Last year, FEMA spent $250,000 to conduct an eight-day hurricane drill for a mock killer storm hitting New Orleans. Some 250 emergency officials attended. Many of the scenarios now playing out, including a helicopter evacuation of the Superdome, were discussed in that drill for a fictional storm named Pam.

This year, the group was to design a plan to fix such unresolved problems as evacuating sick and injured people from the Superdome and housing tens of thousands of stranded citizens.

Funding for that planning was cut, said Tolbert, the former FEMA disaster response director.
[...]
FEMA wasn't alone in cutting hurricane spending in New Orleans and the surrounding area.

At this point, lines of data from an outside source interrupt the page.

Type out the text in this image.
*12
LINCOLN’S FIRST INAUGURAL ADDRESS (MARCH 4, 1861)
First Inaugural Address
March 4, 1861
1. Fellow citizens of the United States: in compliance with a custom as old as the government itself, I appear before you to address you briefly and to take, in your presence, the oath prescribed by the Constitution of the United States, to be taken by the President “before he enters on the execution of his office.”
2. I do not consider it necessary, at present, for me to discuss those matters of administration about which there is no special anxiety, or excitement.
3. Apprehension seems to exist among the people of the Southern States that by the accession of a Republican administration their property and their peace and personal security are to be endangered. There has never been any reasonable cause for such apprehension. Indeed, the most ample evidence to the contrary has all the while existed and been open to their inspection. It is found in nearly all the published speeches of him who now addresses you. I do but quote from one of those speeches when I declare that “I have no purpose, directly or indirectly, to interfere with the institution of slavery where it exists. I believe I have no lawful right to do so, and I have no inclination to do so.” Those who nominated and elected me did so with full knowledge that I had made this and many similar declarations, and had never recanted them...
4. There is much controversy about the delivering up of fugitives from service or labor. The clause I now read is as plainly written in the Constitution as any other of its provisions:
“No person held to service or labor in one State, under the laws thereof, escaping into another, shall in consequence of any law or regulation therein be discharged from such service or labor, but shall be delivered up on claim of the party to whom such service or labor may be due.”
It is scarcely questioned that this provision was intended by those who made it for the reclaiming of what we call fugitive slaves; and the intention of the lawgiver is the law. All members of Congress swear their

Federal flood control spending for southeastern Louisiana has been chopped from $69 million in 2001 to $36.5 million in 2005, according to budget documents. Federal hurricane protection for the Lake Pontchartrain vicinity in the Army Corps of Engineers' budget dropped from $14.25 million in 2002 to $5.7 million this year. Louisiana Democratic Sen. Mary Landrieu requested $27 million this year.

Both the New Orleans Times-Picayune newspaper and a local business magazine reported that the effects of the budget cuts at the Army Corps of Engineers were severe.